17 de julio de 2011

Verano DETOX

Recién llegada de Menorca me apetecía escribir un poquito sobre las supuestas vacaciones Detox que me iba a pegar y lo que han resultado ser. El plan era sencillo: seis amigos en una casa muy mona en un pueblecito menorquín. Pensamos en hacer este viaje porque el año que viene empezamos la universidad y eso implica, queramos o no, una separación total o parcial del grupo. La idea sonaba genial cuando compramos los vuelos (unos 3 o 4 meses antes de verano). Un día antes del viaje habían pasado tantas, pero tantas cosas, que diría que ninguno de los que íbamos estaba ilusionado por ello. Aún y así, los primeros días fueron bastante bien, nos tolerábamos y además nos coordinábamos bien a la hora de hacer las tareas domésticas, pero al cuarto día de convivencia empezaron los problemas. El caso es que todos los conocíamos desde prácticamente los tres años y en cuestión de un par de días parecía que la amistad se había deteriorado muchísimo y además por discusiones tontas y falta de madurez. Lo gracioso del tema es que nuestras madres ya nos lo habían advertido justo antes de ir al aeropuerto.
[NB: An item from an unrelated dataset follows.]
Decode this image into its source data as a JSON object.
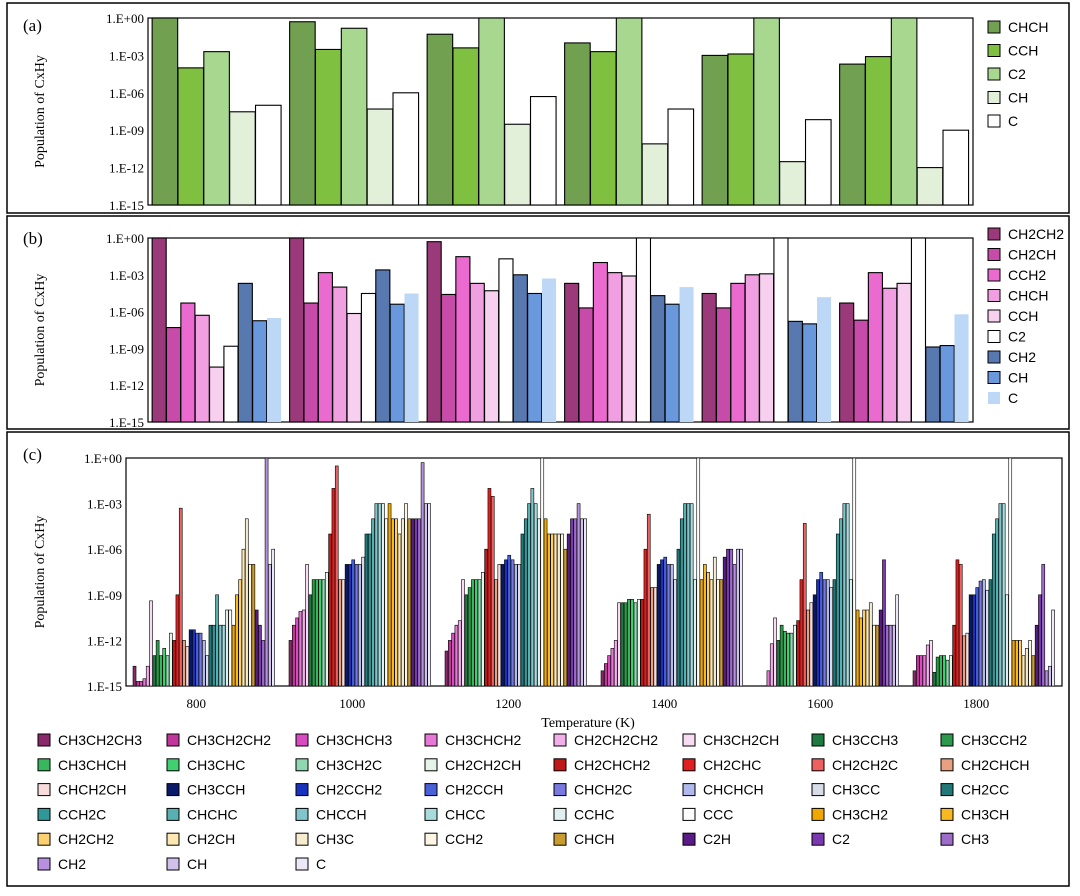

Además, cuando pensábamos que la cosa no podía ir a peor, fue a peor y todos pudimos ser testigos de cómo nuestra amistad se iba a pique. Fue entonces cuando nos dimos cuenta de que aquel no era el camino correcto y decidimos que tal vez si todos reflexionábamos, la situación iría a mejor, al menos temporalmente. Y así fue. Una mañana soleada y siete días después de llegar a la isla habíamos tomado el sol, reído, llorado, fumado, bailado, bebido (y vomitado, por supuesto)...pero sobre todo habíamos compartido. Compartido una semana que seguro no olvidaremos nunca.

Personalmente de Menorca me quedo con Ciutadella y sus calles.